Andrew Yang, the founder and CEO of Noble Mobile and a former Democratic candidate for president and New York City mayor, called for taxing AI agents rather than human workers as artificial intelligence accelerates its takeover of jobs. Speaking on CNBC, Yang pointed to the breakneck pace of AI development and warned that the shift would upend the labor market in ways unlike past technological changes. “There is zero chance that this transition is not going to be rough for millions of people,” he said, stressing the need to protect workers by rethinking tax policy at a time when companies are already replacing entry-level roles with autonomous systems.
BREAKING: 🤖 Andrew Yang says we should stop taxing workers, and tax AI instead. pic.twitter.com/ifUtE7qlih
— Radar 𝘸 Archie🚨 (@RadarHits) March 12, 2026
Yang cited Dario Amodei, CEO of Anthropic, who has repeatedly stated that up to 50 percent of entry-level white-collar jobs could be automated in the next several years. “The easiest people to fire are the people you haven’t hired yet,” Yang noted, explaining why hiring for new graduates has slowed and why the underemployment rate for college graduates now matches or exceeds that of non-graduates for the first time. He argued that the solution lies in shifting the tax burden. “You tend to tax things that you want to discourage that you want less of,” he said. “We should actually try to stop taxing labor” and tax the AI agents instead. Amodei himself, Yang added, has publicly supported the idea, telling policymakers to “tax us” because he anticipates a major backlash as jobs disappear.

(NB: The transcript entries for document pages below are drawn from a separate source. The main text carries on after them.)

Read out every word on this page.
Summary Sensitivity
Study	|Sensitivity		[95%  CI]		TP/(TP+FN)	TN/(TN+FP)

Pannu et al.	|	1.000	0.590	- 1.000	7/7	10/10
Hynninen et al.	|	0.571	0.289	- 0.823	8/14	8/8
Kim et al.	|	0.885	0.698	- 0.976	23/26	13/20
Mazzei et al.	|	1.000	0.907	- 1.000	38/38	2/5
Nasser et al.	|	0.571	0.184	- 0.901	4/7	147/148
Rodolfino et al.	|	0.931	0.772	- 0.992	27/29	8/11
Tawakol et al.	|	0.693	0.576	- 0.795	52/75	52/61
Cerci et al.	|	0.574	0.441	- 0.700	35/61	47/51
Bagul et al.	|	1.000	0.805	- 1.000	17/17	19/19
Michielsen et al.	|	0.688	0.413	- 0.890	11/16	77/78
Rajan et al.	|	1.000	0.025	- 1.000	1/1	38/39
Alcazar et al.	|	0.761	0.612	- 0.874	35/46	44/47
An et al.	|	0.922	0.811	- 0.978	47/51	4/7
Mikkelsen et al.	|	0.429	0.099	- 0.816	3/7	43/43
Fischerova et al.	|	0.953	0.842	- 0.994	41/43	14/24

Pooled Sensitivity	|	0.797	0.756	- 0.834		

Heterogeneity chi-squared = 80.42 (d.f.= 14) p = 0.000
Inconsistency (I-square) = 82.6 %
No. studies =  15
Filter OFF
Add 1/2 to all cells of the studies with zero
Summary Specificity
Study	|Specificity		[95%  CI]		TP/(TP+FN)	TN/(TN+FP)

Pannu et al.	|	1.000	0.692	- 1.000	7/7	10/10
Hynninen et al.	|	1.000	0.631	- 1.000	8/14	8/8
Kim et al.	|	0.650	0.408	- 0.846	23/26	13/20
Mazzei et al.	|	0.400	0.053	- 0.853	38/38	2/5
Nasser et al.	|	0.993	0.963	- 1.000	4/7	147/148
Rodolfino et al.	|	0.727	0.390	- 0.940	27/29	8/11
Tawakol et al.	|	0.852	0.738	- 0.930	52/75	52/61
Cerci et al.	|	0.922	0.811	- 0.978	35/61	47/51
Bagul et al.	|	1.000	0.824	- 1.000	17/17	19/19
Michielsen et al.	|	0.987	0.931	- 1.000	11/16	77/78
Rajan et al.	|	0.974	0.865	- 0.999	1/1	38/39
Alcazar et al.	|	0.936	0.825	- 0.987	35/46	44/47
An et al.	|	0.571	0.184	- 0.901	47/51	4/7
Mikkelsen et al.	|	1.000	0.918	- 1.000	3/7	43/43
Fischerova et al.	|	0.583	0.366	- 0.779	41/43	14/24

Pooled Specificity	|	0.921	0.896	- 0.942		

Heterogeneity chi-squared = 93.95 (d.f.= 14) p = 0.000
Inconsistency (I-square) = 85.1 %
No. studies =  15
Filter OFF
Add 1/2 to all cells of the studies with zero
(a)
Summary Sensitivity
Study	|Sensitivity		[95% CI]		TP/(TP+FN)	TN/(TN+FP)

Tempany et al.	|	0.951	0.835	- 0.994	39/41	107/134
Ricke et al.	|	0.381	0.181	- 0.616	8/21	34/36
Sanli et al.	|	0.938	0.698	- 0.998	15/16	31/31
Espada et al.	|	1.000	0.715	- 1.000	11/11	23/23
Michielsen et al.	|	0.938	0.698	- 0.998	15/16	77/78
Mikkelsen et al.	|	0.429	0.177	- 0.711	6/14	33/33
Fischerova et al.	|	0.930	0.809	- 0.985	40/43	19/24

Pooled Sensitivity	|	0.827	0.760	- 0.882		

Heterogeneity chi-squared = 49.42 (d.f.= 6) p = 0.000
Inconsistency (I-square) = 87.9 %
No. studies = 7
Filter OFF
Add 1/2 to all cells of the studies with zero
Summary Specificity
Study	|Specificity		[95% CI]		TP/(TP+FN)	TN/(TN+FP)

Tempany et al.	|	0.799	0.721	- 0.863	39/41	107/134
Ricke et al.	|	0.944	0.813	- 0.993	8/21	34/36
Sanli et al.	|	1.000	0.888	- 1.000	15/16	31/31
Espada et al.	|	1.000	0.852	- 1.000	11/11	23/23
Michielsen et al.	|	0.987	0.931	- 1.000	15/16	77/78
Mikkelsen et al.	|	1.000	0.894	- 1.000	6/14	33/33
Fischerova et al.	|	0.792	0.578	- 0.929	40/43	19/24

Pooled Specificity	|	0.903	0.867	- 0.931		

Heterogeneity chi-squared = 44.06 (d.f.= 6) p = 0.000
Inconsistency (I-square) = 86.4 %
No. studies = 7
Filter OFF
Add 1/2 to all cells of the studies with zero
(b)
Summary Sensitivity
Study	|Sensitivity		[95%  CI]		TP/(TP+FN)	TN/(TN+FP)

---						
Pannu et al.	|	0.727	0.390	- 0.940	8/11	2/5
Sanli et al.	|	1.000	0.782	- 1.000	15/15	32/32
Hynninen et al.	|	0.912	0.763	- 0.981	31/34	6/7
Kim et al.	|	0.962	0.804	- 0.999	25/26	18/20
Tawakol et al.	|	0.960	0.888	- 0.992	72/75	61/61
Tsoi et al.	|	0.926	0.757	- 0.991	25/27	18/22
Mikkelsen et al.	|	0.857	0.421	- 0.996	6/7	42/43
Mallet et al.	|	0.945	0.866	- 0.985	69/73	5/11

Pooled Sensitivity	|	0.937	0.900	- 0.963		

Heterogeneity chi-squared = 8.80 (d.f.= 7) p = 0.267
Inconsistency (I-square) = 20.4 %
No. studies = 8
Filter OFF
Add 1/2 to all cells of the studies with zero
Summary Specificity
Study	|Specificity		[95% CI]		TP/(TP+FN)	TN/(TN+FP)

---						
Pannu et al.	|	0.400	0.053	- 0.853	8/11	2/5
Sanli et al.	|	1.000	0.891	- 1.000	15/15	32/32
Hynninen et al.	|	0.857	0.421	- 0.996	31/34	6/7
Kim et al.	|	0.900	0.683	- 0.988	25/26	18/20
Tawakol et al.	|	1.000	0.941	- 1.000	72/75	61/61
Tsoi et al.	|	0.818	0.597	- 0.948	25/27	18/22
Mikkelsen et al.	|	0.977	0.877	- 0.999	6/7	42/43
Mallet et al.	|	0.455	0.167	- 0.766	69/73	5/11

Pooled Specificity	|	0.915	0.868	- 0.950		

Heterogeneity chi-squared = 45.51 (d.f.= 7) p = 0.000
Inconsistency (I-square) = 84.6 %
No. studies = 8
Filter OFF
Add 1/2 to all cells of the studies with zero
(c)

AI could wipe out half of all entry-level white-collar jobs and spike unemployment to 10% to 20% in the next one to five years, predicts Anthropic CEO Dario Amodei. https://t.co/K53oCApIeF pic.twitter.com/6BgAlQ30pM
— 60 Minutes (@60Minutes) November 17, 2025
The proposal comes amid growing signs that the transformation will not follow the pattern of earlier innovations, where new jobs eventually replaced those lost. Yang rejected the notion that AI would create enough positions to offset the losses. “We’re going to automate away the white collar jobs and you should tax us,” he quoted Amodei as saying, while noting that other tech leaders would resist any new levies in the name of competing with China. Yang countered that the models have already reached a point of self-improvement and that the real risk is a fractured social contract, with millions of workers displaced and young adults returning home after college.
He pointed to specific sectors already in the crosshairs. More than two million Americans still work in call centers, roles he said AI would soon eliminate. Truck driving, the top job in 28 states and one held largely by middle-aged men including many military veterans, stands as an even larger flashpoint. “If you get to that occupation, then you’re going to see, in my opinion, riots in the streets,” Yang warned. Ride-share drivers, many of whom rely on the work for supplemental income, face similar pressure. He placed the most immediate impacts within the next 12 months, a timeline he revised after the conference as the industry braces for widespread disruption.
The push to adopt AI tools has become so strong that firms failing to integrate them risk being viewed as outdated almost overnight. At the same time, he expressed confidence that related legal disputes, such as the ongoing matter involving Anthropic and the Pentagon, would likely be resolved through settlement rather than prolonged court battles, given the inconsistencies in the government’s position.
As AI agents move from experimental to operational across industries, Yang’s remarks underscore the urgency of updating tax and labor policies before the displacement reaches critical mass. The former presidential candidate, whose new book addresses economic support measures, presented the shift as inevitable yet manageable only if lawmakers act to shield workers from the brunt of the transition already underway.